Não é necessário levar o assunto tão a peito como Ziad Fazah -

o filho de libaneses nascido na Libéria que chegou ao Guinness Book

por provar que domina 54 idiomas, de albanês a vietnamita - para ser

bem sucedido no mercado de trabalho. Mas falar uma língua além da

língua-mãe é fundamental.

No Brasil, é o tema do momento. Há 60 redes de ensino de línguas

no país, entre elas o grupo Multi, uma franquia líder mundial no

sector com 3500 escolas. Estima-se que perto de quatro milhões de

brasileiros estejam neste momento a aprender uma segunda língua,

quase todos o inglês, movimentando mais de dois mil milhões de

euros ao ano.

O caso não é para menos: o Mundial de futebol e os Jogos

Olímpicos estão a chegar e o Brasil é um dos países em que a

percentagem de falantes de um segundo idioma é menor no mundo

inteiro. De acordo com o Eurobarómetro, apenas 2% dos

brasileiros falam outro idioma além do português - abaixo de

qualquer BRIC e esmagadoramente atrás de Portugal, por exemplo, onde

42% da população comunica numa outra língua.

Dilma Rousseff, que fala português e arranha mais uns quantos

idiomas entre os quais o búlgaro paterno, tem uma paixão à la

Guterres: a educação. À presidente do Brasil não basta que o seu

país seja uma potência económica, isso seria inevitável mais dia

menos dia - quer fazer dele uma potência tout court. Para encurtar

o longo caminho - estima-se em três gerações - que separa o

Brasil, país rico, do Brasil, país rico e inteligente, vai

estimulando os melhores alunos a emigrarem para voltarem experientes,

enriquecidos e, antes de mais, bilingues.

Mas três gerações é de facto um longo caminho. Os alunos que

não ganham bolsas de estudo - isto é, quase todos - continuam

entregues a um ensino público tão medíocre que, ao que consta, nem

os professores de inglês dominam o inglês.
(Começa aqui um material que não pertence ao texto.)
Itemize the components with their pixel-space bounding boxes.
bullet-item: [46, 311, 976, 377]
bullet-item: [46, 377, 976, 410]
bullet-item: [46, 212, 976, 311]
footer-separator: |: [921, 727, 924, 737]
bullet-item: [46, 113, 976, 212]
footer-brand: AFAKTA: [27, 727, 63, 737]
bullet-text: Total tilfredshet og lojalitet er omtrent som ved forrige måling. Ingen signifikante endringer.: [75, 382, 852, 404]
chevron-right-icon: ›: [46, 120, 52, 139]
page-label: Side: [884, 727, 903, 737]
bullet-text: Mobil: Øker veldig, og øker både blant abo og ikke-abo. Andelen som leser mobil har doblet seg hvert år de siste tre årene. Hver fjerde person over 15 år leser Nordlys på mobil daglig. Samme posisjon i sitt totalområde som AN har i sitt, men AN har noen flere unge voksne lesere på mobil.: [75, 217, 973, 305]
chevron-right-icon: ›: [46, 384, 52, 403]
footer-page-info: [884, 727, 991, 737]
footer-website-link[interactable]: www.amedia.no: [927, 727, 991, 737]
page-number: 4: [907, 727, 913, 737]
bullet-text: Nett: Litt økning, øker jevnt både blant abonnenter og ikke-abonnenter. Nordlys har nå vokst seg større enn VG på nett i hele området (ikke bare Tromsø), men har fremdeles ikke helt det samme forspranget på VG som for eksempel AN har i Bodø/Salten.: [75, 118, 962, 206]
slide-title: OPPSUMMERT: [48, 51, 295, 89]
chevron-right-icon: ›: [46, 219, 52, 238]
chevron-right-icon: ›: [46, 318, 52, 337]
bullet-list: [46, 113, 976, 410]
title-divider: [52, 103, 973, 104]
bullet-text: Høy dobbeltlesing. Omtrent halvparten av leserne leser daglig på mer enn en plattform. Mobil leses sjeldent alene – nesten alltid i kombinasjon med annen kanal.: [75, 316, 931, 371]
A prática da dobragem

de filmes e séries também não ajuda e está longe do fim - as

novas grelhas das redes a cabo anunciam mais e mais dobragens a

partir do slogan assustador de que "em português o filme fica mais

gostoso". E com tudo isso a aprendizagem do inglês reduz-se a

pequenos grupos - o dos tais bolsistas e o dos quatro milhões (num

universo de 200) que têm dinheiro para pagar uma rede de ensino

paralela.

Para se ter uma ideia da importância de falar outras línguas no

Brasil, basta dizer que aquele tal Ziad Fazah do início do texto

escolheu o Rio de Janeiro para viver e vai enriquecendo a dar aulas

de inglês, alemão, francês, dinamarquês e sueco à elite carioca, além de acumular um part-time na polícia federal do Aeroporto

Internacional do Rio a identificar a nacionalidade dos emigrantes

ilegais. Não precisa de dominar baluchi, butanês, quirguiz ou

papiamento como ele, mas se é um dos muitos portugueses que sabe

inglês tem uma vantagem no mercado de trabalho garantida em relação

à maioria dos nativos. Think about it.